I have inherited some majorly spaghetti code (combination C#/VB) that I'm trying to understand here.

This appears to be a really weird situation where there are two successive calls to fire events to a remote object, which is being done by calling the DynamicInvoke method of a delegate, of the form:

delegate1.DynamicInvoke(args1);
// some code here
delegate2.DynamicInvoke(args2);

delegate1 and delegate2 both refer to methods in the same remote "subscriber" object.

According to everything I can read in the documentation, DynamicInvoke looks like it should be synchronous. But I can see, before my eyes, when I put breakpoints into the remote process, that the methods referred to by delegate1 and delegate2 are running simultaneously, in different threads.

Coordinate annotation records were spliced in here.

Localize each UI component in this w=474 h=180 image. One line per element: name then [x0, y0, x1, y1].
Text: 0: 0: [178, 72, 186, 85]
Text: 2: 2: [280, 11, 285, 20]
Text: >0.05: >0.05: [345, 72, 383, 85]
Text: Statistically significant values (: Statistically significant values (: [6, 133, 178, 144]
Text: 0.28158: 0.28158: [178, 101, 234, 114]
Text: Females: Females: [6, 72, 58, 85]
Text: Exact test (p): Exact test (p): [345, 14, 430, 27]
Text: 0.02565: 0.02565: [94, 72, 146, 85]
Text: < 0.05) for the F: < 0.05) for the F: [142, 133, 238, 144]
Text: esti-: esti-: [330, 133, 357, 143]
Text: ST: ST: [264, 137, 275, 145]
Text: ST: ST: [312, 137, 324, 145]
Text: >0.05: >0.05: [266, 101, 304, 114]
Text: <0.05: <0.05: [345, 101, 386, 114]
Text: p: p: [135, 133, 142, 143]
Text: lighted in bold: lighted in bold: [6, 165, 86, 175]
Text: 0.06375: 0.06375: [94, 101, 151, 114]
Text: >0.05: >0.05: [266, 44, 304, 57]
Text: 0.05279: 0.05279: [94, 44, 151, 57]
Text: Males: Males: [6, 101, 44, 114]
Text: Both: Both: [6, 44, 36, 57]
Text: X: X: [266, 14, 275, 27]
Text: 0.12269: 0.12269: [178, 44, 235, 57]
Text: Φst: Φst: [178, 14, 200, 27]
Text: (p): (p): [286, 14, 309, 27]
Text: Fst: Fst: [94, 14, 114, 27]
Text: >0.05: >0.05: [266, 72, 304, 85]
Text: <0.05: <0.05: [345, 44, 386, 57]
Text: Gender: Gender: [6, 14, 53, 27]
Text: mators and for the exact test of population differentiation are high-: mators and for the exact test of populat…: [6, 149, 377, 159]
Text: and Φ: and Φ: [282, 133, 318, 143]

Is this another Microsoft "undocumented feature"? Should I have expected this? Any explanations as to why this should be? And if it's meant to run asynchronously, how can DynamicInvoke have a return value?

Thanks! Shaul

+2  A: 

DynamicInvoke is definately a synchronous operation. The problem though is that the delegate it points to make not be synchronous. For instance the following code will call Console.WriteLine() in an asynchronous fashion.

Action write = () => Console.WriteLine("foo");
Action del1 = () => { ThreadPool.QueueUserWorkItem(write); }
...
del1.DynamicInvoke();

del1 will be executed synchronously but it will create an asynchronous work item.

I would look for the code the delegate is executing and see if they are doing some asyc magic under the hood.

JaredPar
It's a good guess, but no, no threads being called by the delegate. The remote object has two threads, each originating the delegated code itself.
Shaul
A: 

My main advice would be to inspect the call stacks carefully in your two processes.

Is it possible that your "spaghetti" code actually has a callback in it. Your first delegate calls your remote process, it calls back, and your second delegate is being invoked from the nested callback?